Republican legislators in about two dozen states have introduced or won passage of bills to censor the education of children on race.

Exactly what are they afraid of?

… “Critical race theory says I’m a white supremacist,” Texas lawmaker Steve Toth, a sponsor of the school censoring law in that state, told an Austin television station.

He’s wrong about critical race theory and what it says about him. But the accumulated fear driving this wave of legislation is a mix of the predictable, the outlandish and, even, the justified.

… How is stifling this kind of discussion a healthy means of expanding young minds?

… A key target of this educational censorship is the frequently misunderstood academic concept of critical race theory. At its core, this decades-long academic framework, which examines circumstances where statistics show a disproportionate impact on minorities, attempts to explain why these inequalities persist and offer achievable goals to overcome them – in areas such as bank lending, discriminatory labor practices, incarcerated populations, police shootings and even higher rates of COVID-19 in Black and Latino communities.

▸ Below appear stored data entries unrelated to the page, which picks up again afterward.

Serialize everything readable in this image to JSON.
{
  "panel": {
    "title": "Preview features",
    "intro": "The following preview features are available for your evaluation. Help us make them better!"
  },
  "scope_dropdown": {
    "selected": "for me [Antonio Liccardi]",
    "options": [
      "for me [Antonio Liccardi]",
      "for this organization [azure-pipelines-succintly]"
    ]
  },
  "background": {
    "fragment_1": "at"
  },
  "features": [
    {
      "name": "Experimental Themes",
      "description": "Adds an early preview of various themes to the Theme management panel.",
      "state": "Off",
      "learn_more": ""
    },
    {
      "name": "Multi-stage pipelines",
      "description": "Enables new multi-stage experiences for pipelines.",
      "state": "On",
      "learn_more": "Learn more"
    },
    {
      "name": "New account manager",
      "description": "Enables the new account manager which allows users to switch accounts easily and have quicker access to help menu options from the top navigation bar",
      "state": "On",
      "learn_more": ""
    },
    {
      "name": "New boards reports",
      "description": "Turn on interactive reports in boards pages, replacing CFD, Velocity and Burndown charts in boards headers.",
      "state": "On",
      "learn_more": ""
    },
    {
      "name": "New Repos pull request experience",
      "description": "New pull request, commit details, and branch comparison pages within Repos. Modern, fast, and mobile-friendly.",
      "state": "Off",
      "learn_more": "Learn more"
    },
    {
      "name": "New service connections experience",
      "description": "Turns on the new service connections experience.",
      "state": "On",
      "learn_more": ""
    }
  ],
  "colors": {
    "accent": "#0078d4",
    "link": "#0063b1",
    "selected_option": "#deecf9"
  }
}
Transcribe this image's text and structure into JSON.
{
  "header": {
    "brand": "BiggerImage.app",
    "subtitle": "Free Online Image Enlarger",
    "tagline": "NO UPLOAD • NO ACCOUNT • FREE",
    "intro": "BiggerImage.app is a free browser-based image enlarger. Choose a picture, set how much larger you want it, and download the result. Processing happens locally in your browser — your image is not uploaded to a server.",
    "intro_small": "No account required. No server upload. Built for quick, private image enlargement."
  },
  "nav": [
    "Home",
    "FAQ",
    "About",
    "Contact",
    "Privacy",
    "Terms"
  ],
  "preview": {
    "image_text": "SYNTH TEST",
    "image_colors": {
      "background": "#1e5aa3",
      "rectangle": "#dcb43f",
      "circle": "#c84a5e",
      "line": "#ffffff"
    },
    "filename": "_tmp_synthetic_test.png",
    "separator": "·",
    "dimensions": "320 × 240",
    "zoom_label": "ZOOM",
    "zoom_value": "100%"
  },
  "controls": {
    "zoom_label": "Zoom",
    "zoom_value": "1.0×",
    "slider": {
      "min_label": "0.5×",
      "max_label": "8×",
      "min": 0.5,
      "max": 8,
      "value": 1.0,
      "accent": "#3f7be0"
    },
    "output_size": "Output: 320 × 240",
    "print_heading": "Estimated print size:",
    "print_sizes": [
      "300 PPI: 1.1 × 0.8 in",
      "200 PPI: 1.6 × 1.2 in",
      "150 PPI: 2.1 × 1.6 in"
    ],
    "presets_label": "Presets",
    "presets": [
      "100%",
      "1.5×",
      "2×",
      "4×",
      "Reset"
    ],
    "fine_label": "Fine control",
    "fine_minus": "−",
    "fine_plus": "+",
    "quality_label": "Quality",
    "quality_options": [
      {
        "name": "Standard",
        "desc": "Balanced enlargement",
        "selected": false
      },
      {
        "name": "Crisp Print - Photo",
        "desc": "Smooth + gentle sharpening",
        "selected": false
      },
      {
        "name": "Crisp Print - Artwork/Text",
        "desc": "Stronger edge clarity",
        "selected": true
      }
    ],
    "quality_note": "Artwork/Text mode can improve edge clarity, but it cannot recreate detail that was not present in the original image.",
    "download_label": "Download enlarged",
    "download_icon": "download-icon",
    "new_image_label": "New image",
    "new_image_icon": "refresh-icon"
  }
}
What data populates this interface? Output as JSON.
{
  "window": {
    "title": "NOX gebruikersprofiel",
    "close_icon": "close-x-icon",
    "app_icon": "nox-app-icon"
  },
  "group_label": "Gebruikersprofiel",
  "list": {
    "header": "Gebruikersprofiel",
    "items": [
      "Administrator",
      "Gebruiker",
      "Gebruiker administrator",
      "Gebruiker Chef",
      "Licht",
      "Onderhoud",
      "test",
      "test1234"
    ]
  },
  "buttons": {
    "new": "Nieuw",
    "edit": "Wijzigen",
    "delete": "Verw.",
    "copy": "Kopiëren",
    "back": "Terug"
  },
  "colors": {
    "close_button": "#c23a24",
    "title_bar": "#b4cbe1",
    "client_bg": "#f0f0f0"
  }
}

It suggests the reality of white supremacy in social systems, and that racism has become endemic to legal processes and public policies. Critics latch on to these terms to argue the theory is trying to divide Americans. But a better response than attempting to eradicate it from classrooms is employing teachers who can helps students think for themselves about the concept.

… Legislators should stay out of the classroom. Curriculum, whether around race or ’rithmetic, is for school board members, principals and teachers themselves – education experts beholden to the classroom and the community – to sort out for the educational enrichment of their students.